The other initiative makes available in the basilica's museum shop a "Rosary of the Sea," a rosary made by incarcerated persons and refugees from wooden migrant boats shipwrecked off the coast of Italy. Two refugees currently work in the workshop of St. Peter's Basilica and some 30 people work in prisons to make the rosaries, Arnoldo Mosca Mondadori, founder and president of the "House of the Spirit and the Arts" foundation which organizes the rosary initiative, said at the news conference. The first rosary produced through the initiative by those in prison was given to Pope Francis.

Mondadori said he was struck by the many people who visit the workshops in prison "who do not believe, who do not have faith, but want to understand what a rosary is and want to take it home with them; they study it and ask 'what are these ten balls?'"

"It is then the incarcerated person that says, 'they are the ten Hail Marys and this is the Our Father,' so we have even seen an evangelization in the prisons," he said.

During the press conference, Filippi gave Cardinal Gambetti a sports bag with a logo featuring the dome of St. Peter's Basilica and sown by incarcerated persons. She said that the bags and other products made by incarcerated persons would soon be available for sale in the basilica's museum shop and in the gift shop on Via della Conciliazione, the long pedestrian road that leads to St. Peter's Square and the basilica.

The cardinal referenced the Jewish history of the Holy Year, which was celebrated every 50 years according to the Law of Moses and called for the restitution of land to the original owners, the remission of debts, the liberation of slaves and for land to be left uncultivated. The Catholic Church's first Holy Year was proclaimed in 1300 by Pope Boniface VIII, who called for "a year of forgiveness for all sins" in response to the wars, diseases and suffering at the time.

Even today, Cardinal Gambetti said, "this is the perspective of the jubilee: to fight so that all forms of misery, not only economic misery but also cultural misery, spiritual misery, are combated, because only in this way are the conditions put in place so that each person can in his dignity express himself, can grow, can enjoy the goods of earth and heaven."

Russo said that justice "is the recognition of the dignity of all persons," including those "whose freedom is limited, those confined to penitentiary institutions." He added that "to be just in the execution of a penalty is to always consider (a person's) human essence, and in this sense work plays a key role."
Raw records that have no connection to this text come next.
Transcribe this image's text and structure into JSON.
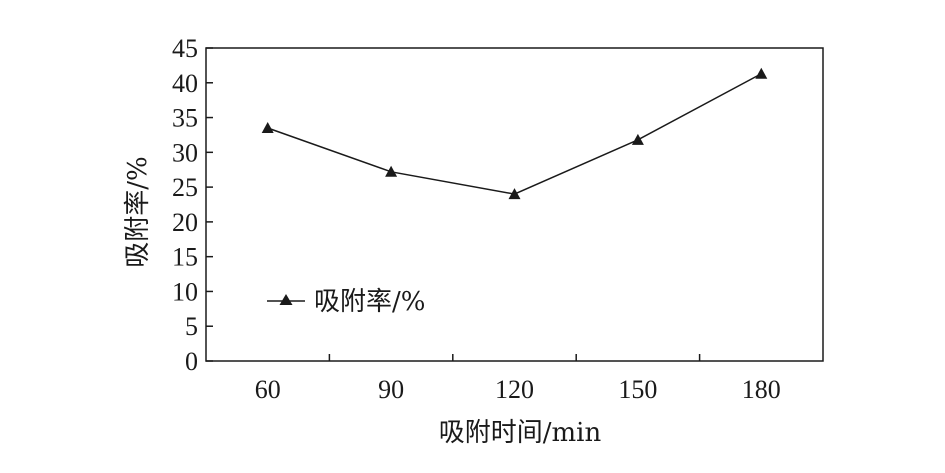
{
  "chart_data": {
    "type": "line",
    "categories": [
      "60",
      "90",
      "120",
      "150",
      "180"
    ],
    "x": [
      60,
      90,
      120,
      150,
      180
    ],
    "series": [
      {
        "name": "吸附率/%",
        "values": [
          33.5,
          27.2,
          24.0,
          31.8,
          41.3
        ],
        "marker": "triangle",
        "color": "#1a1a1a"
      }
    ],
    "title": "",
    "xlabel": "吸附时间/min",
    "ylabel": "吸附率/%",
    "xlim": [
      45,
      195
    ],
    "ylim": [
      0,
      45
    ],
    "yticks": [
      "0",
      "5",
      "10",
      "15",
      "20",
      "25",
      "30",
      "35",
      "40",
      "45"
    ],
    "grid": false,
    "legend": "inside-lower-left"
  }
}
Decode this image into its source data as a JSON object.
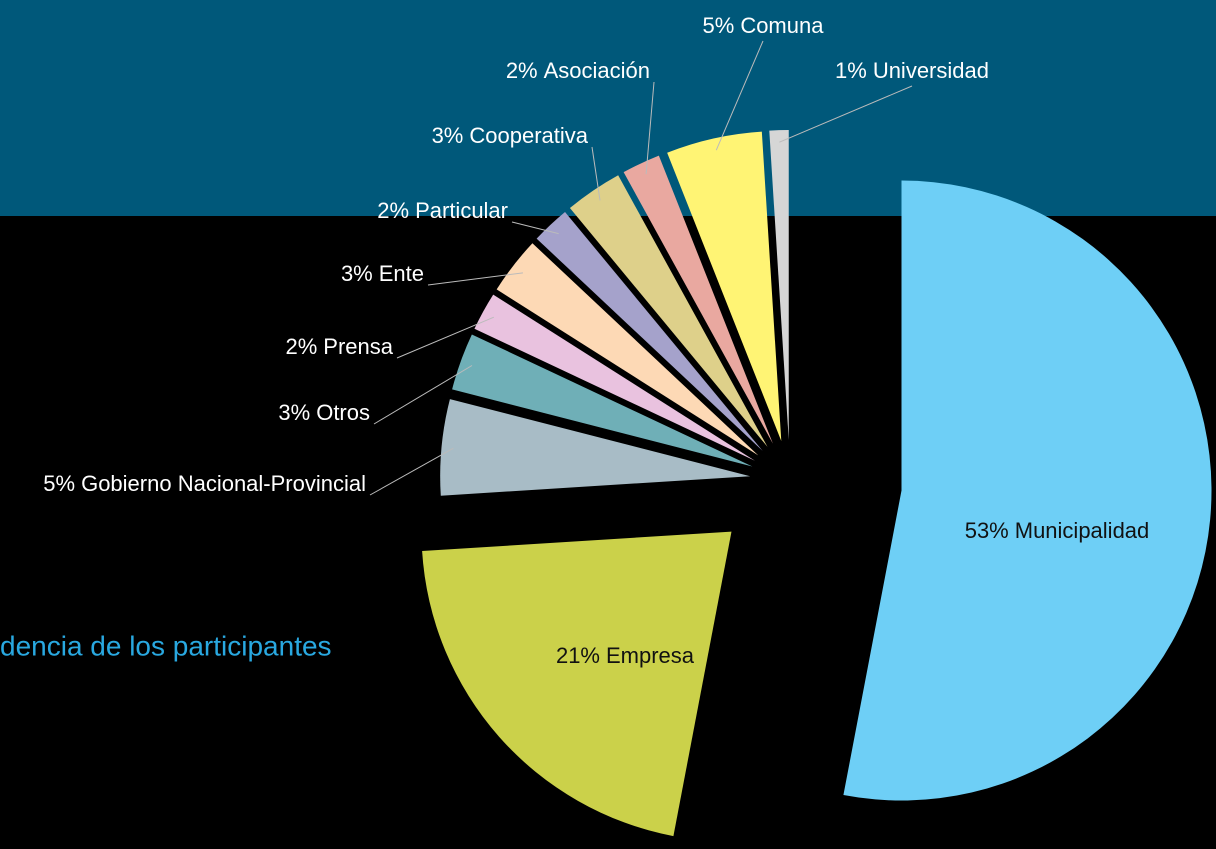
{
  "title": "dencia de los participantes",
  "chart_data": {
    "type": "pie",
    "categories": [
      "Municipalidad",
      "Empresa",
      "Gobierno Nacional-Provincial",
      "Otros",
      "Prensa",
      "Ente",
      "Particular",
      "Cooperativa",
      "Asociación",
      "Comuna",
      "Universidad"
    ],
    "values": [
      53,
      21,
      5,
      3,
      2,
      3,
      2,
      3,
      2,
      5,
      1
    ],
    "value_labels": [
      "53%",
      "21%",
      "5%",
      "3%",
      "2%",
      "3%",
      "2%",
      "3%",
      "2%",
      "5%",
      "1%"
    ],
    "colors": [
      "#6ecff6",
      "#cbd14a",
      "#a8bcc6",
      "#6fafb7",
      "#e9c2df",
      "#fdd9b5",
      "#a5a2cb",
      "#ded08a",
      "#e9a8a0",
      "#fff474",
      "#d6d6d6"
    ]
  }
}
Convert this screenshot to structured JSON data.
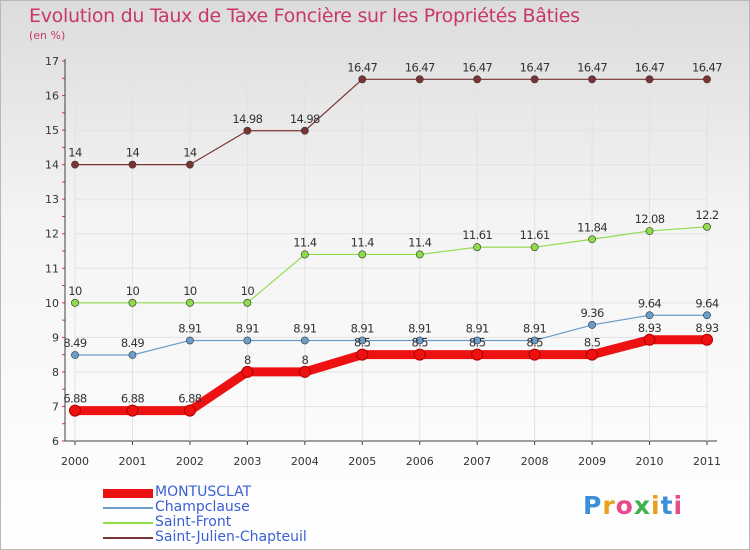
{
  "title": "Evolution du Taux de Taxe Foncière sur les Propriétés Bâties",
  "unit_label": "(en %)",
  "brand": "Proxiti",
  "colors": {
    "title": "#c8376a",
    "legend_text": "#3a5fd5",
    "axis": "#404040",
    "grid": "#e2e2e2",
    "tick_mark": "#d0345a"
  },
  "chart_data": {
    "type": "line",
    "title": "Evolution du Taux de Taxe Foncière sur les Propriétés Bâties",
    "ylabel": "(en %)",
    "xlabel": "",
    "ylim": [
      6,
      17
    ],
    "yticks": [
      "6",
      "7",
      "8",
      "9",
      "10",
      "11",
      "12",
      "13",
      "14",
      "15",
      "16",
      "17"
    ],
    "categories": [
      "2000",
      "2001",
      "2002",
      "2003",
      "2004",
      "2005",
      "2006",
      "2007",
      "2008",
      "2009",
      "2010",
      "2011"
    ],
    "grid": true,
    "legend_position": "bottom-left",
    "series": [
      {
        "name": "MONTUSCLAT",
        "color": "#ee1111",
        "values": [
          6.88,
          6.88,
          6.88,
          8,
          8,
          8.5,
          8.5,
          8.5,
          8.5,
          8.5,
          8.93,
          8.93
        ],
        "labels": [
          "6.88",
          "6.88",
          "6.88",
          "8",
          "8",
          "8.5",
          "8.5",
          "8.5",
          "8.5",
          "8.5",
          "8.93",
          "8.93"
        ]
      },
      {
        "name": "Champclause",
        "color": "#6a9ccc",
        "values": [
          8.49,
          8.49,
          8.91,
          8.91,
          8.91,
          8.91,
          8.91,
          8.91,
          8.91,
          9.36,
          9.64,
          9.64
        ],
        "labels": [
          "8.49",
          "8.49",
          "8.91",
          "8.91",
          "8.91",
          "8.91",
          "8.91",
          "8.91",
          "8.91",
          "9.36",
          "9.64",
          "9.64"
        ]
      },
      {
        "name": "Saint-Front",
        "color": "#8fdc4a",
        "values": [
          10,
          10,
          10,
          10,
          11.4,
          11.4,
          11.4,
          11.61,
          11.61,
          11.84,
          12.08,
          12.2
        ],
        "labels": [
          "10",
          "10",
          "10",
          "10",
          "11.4",
          "11.4",
          "11.4",
          "11.61",
          "11.61",
          "11.84",
          "12.08",
          "12.2"
        ]
      },
      {
        "name": "Saint-Julien-Chapteuil",
        "color": "#7a3434",
        "values": [
          14,
          14,
          14,
          14.98,
          14.98,
          16.47,
          16.47,
          16.47,
          16.47,
          16.47,
          16.47,
          16.47
        ],
        "labels": [
          "14",
          "14",
          "14",
          "14.98",
          "14.98",
          "16.47",
          "16.47",
          "16.47",
          "16.47",
          "16.47",
          "16.47",
          "16.47"
        ]
      }
    ]
  }
}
He clarified that enabling incarcerated people to work is not an additional punishment or a "way of filling otherwise idle days" of people in prison.
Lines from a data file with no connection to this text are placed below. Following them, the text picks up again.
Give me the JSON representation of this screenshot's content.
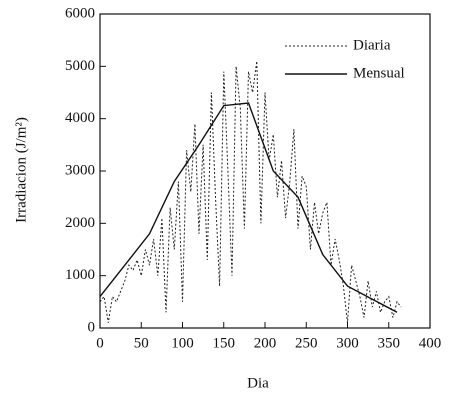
{
  "chart_data": {
    "type": "line",
    "xlabel": "Dia",
    "ylabel": "Irradiacion (J/m²)",
    "xlim": [
      0,
      400
    ],
    "xticks": [
      0,
      50,
      100,
      150,
      200,
      250,
      300,
      350,
      400
    ],
    "ylim": [
      0,
      6000
    ],
    "yticks": [
      0,
      1000,
      2000,
      3000,
      4000,
      5000,
      6000
    ],
    "legend": "upper right",
    "series": [
      {
        "name": "Diaria",
        "color": "#222222",
        "dash": true,
        "x": [
          0,
          5,
          10,
          15,
          20,
          25,
          30,
          35,
          40,
          45,
          50,
          55,
          60,
          65,
          70,
          75,
          80,
          85,
          90,
          95,
          100,
          105,
          110,
          115,
          120,
          125,
          130,
          135,
          140,
          145,
          150,
          155,
          160,
          165,
          170,
          175,
          180,
          185,
          190,
          195,
          200,
          205,
          210,
          215,
          220,
          225,
          230,
          235,
          240,
          245,
          250,
          255,
          260,
          265,
          270,
          275,
          280,
          285,
          290,
          295,
          300,
          305,
          310,
          315,
          320,
          325,
          330,
          335,
          340,
          345,
          350,
          355,
          360,
          365
        ],
        "values": [
          500,
          600,
          100,
          600,
          500,
          700,
          900,
          1200,
          1100,
          1300,
          1000,
          1500,
          1200,
          1700,
          1000,
          2100,
          300,
          2300,
          1500,
          2800,
          500,
          3400,
          2600,
          3900,
          1800,
          3500,
          1300,
          4500,
          2500,
          800,
          4900,
          3000,
          1000,
          5000,
          4200,
          1900,
          4900,
          4500,
          5100,
          2000,
          4500,
          3200,
          3700,
          2500,
          3200,
          2100,
          2800,
          3800,
          1900,
          2900,
          2700,
          1500,
          2400,
          1800,
          2200,
          2400,
          1200,
          1700,
          1300,
          800,
          100,
          1200,
          900,
          600,
          200,
          900,
          400,
          700,
          300,
          500,
          600,
          200,
          500,
          400
        ]
      },
      {
        "name": "Mensual",
        "color": "#111111",
        "dash": false,
        "x": [
          0,
          30,
          60,
          90,
          120,
          150,
          180,
          210,
          240,
          270,
          300,
          330,
          360
        ],
        "values": [
          600,
          1200,
          1800,
          2800,
          3500,
          4250,
          4300,
          3000,
          2500,
          1400,
          800,
          550,
          300
        ]
      }
    ]
  }
}
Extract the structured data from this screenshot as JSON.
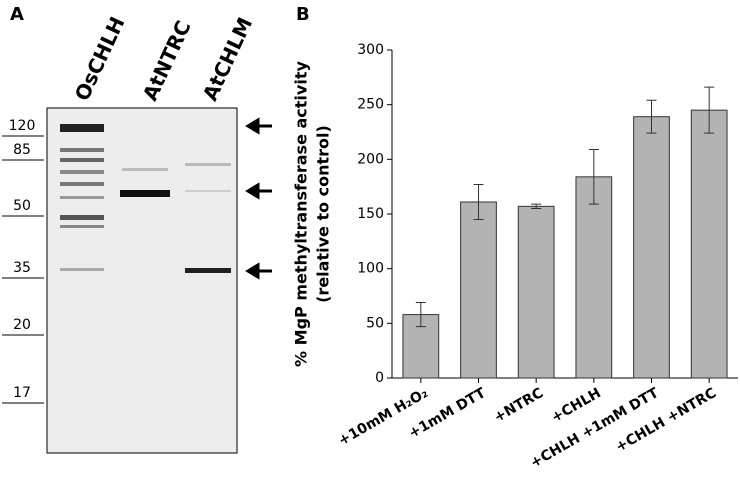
{
  "gel": {
    "panel_label": "A",
    "lanes": [
      "OsCHLH",
      "AtNTRC",
      "AtCHLM"
    ],
    "markers": [
      120,
      85,
      50,
      35,
      20,
      17
    ]
  },
  "chart_data": {
    "type": "bar",
    "panel_label": "B",
    "ylabel": [
      "% MgP methyltransferase activity",
      "(relative to control)"
    ],
    "categories": [
      "+10mM H₂O₂",
      "+1mM DTT",
      "+NTRC",
      "+CHLH",
      "+CHLH +1mM DTT",
      "+CHLH +NTRC"
    ],
    "values": [
      58,
      161,
      157,
      184,
      239,
      245
    ],
    "errors": [
      11,
      16,
      2,
      25,
      15,
      21
    ],
    "color": "#b3b3b3",
    "ylim": [
      0,
      300
    ],
    "yticks": [
      0,
      50,
      100,
      150,
      200,
      250,
      300
    ]
  }
}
"No, work is an instrument, a means to find oneself, to find one's dignity, to build and rebuild one's personhood," he said.

He specified that "prison work is paid work" in Italian prisons. Incarcerated persons in Italy are paid for their labor, have a right to paid time off, sick leave and make pension contributions.
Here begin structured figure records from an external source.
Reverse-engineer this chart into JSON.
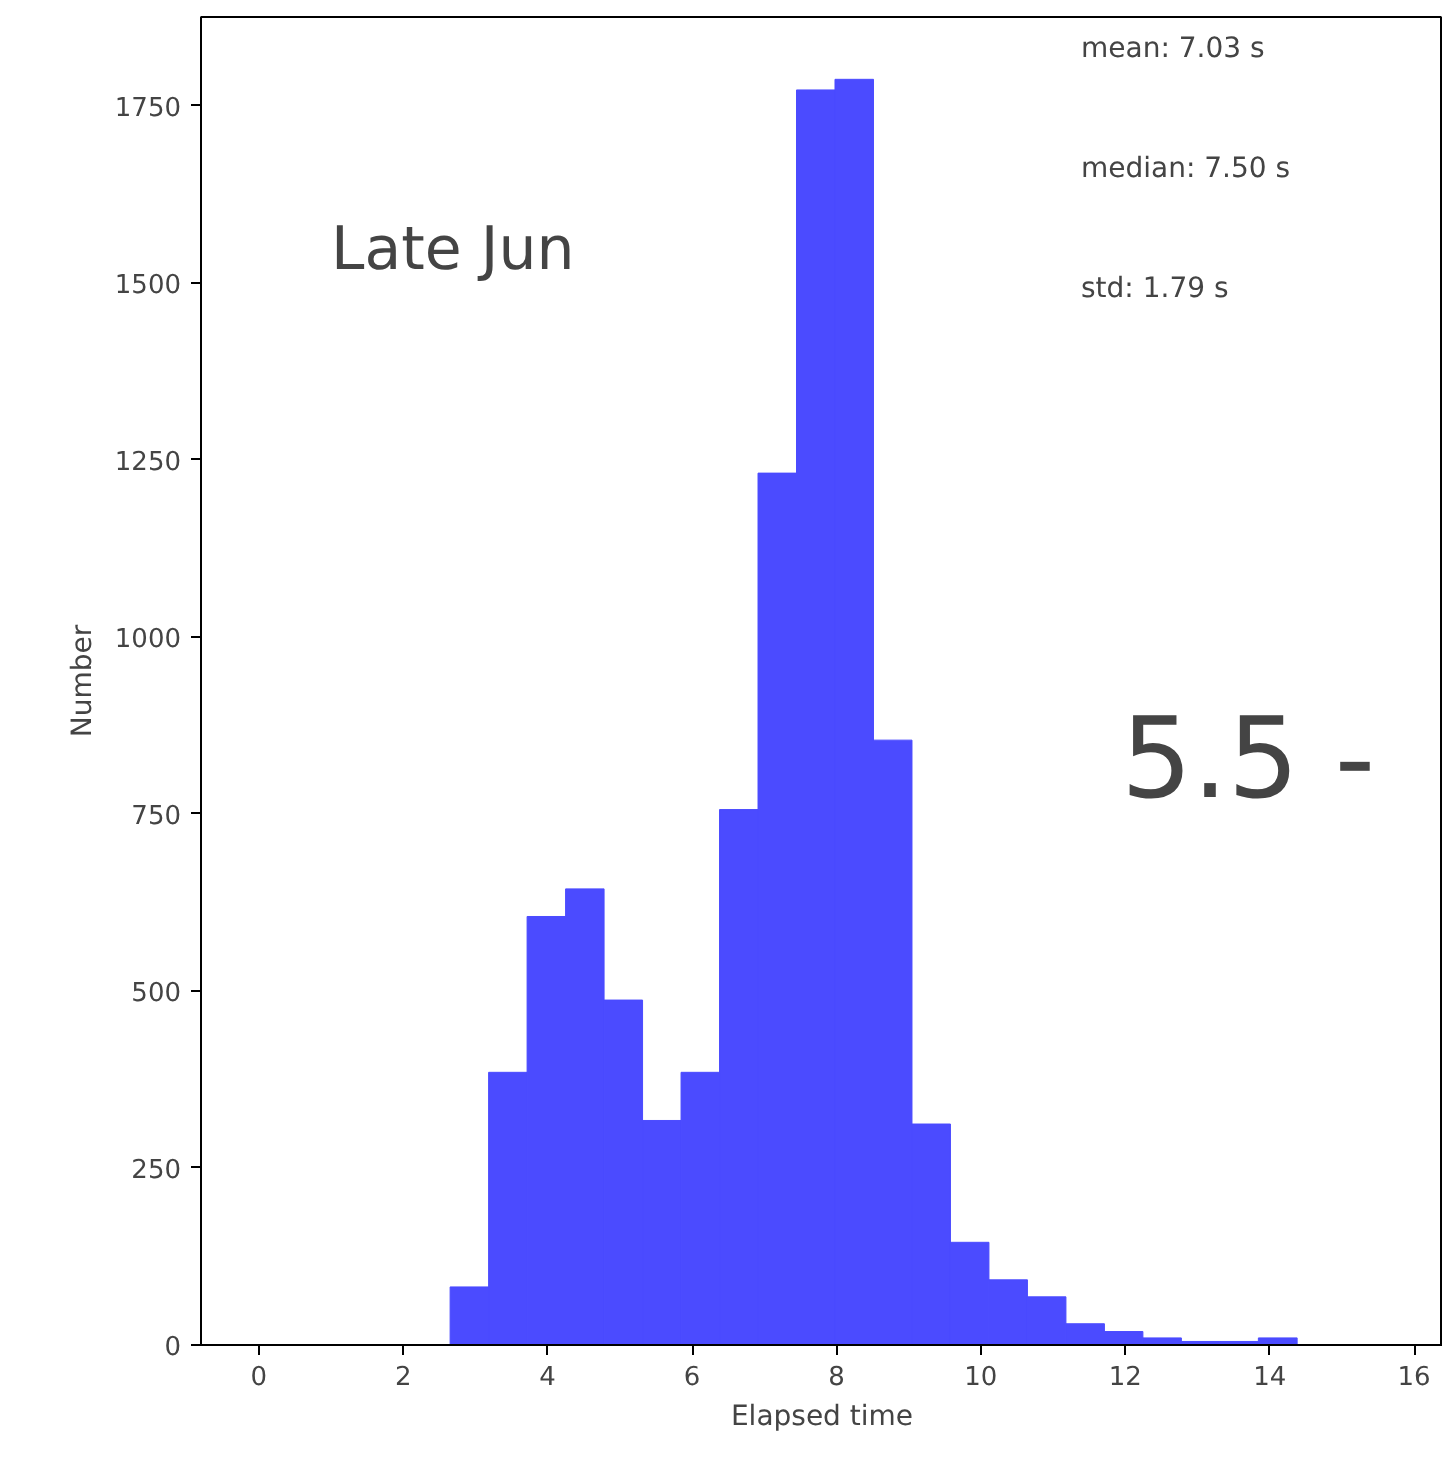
{
  "chart_data": {
    "type": "histogram",
    "xlabel": "Elapsed time",
    "ylabel": "Number",
    "color": "#4b4bff",
    "bins": [
      2.65,
      3.183,
      3.716,
      4.249,
      4.782,
      5.315,
      5.848,
      6.381,
      6.914,
      7.447,
      7.98,
      8.513,
      9.046,
      9.579,
      10.112,
      10.645,
      11.178,
      11.711,
      12.244,
      12.777,
      13.31,
      13.843,
      14.38
    ],
    "values": [
      82,
      385,
      605,
      644,
      487,
      317,
      385,
      756,
      1231,
      1772,
      1787,
      854,
      312,
      145,
      92,
      68,
      30,
      19,
      10,
      5,
      5,
      10
    ],
    "xlim": [
      -0.8,
      16.4
    ],
    "ylim": [
      0,
      1875
    ],
    "xticks": [
      0,
      2,
      4,
      6,
      8,
      10,
      12,
      14,
      16
    ],
    "yticks": [
      0,
      250,
      500,
      750,
      1000,
      1250,
      1500,
      1750
    ],
    "grid": false,
    "annotations": [
      "Late Jun",
      "mean:   7.03 s",
      "median: 7.50 s",
      "std:    1.79 s",
      "5.5 -"
    ]
  }
}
"We match together these needs, this jubilee mission with the needs of those who are on the margins of the margins," Russo said.

Cardinal Gambetti urged the pilgrims that will descend upon Rome in 2025 to also prepare for the Holy Year spiritually, because he said living out justice and forgiveness "is only possible if one draws on a spiritual dimension that enables one to have a very wide gaze of the heart."

He said that the initiatives are meant to "give concreteness to the ideas of the jubilee," and that by inviting those on the margins to contribute to the activities of the church, "you can truly respect each person, everyone, and thus build social friendship and not social competition."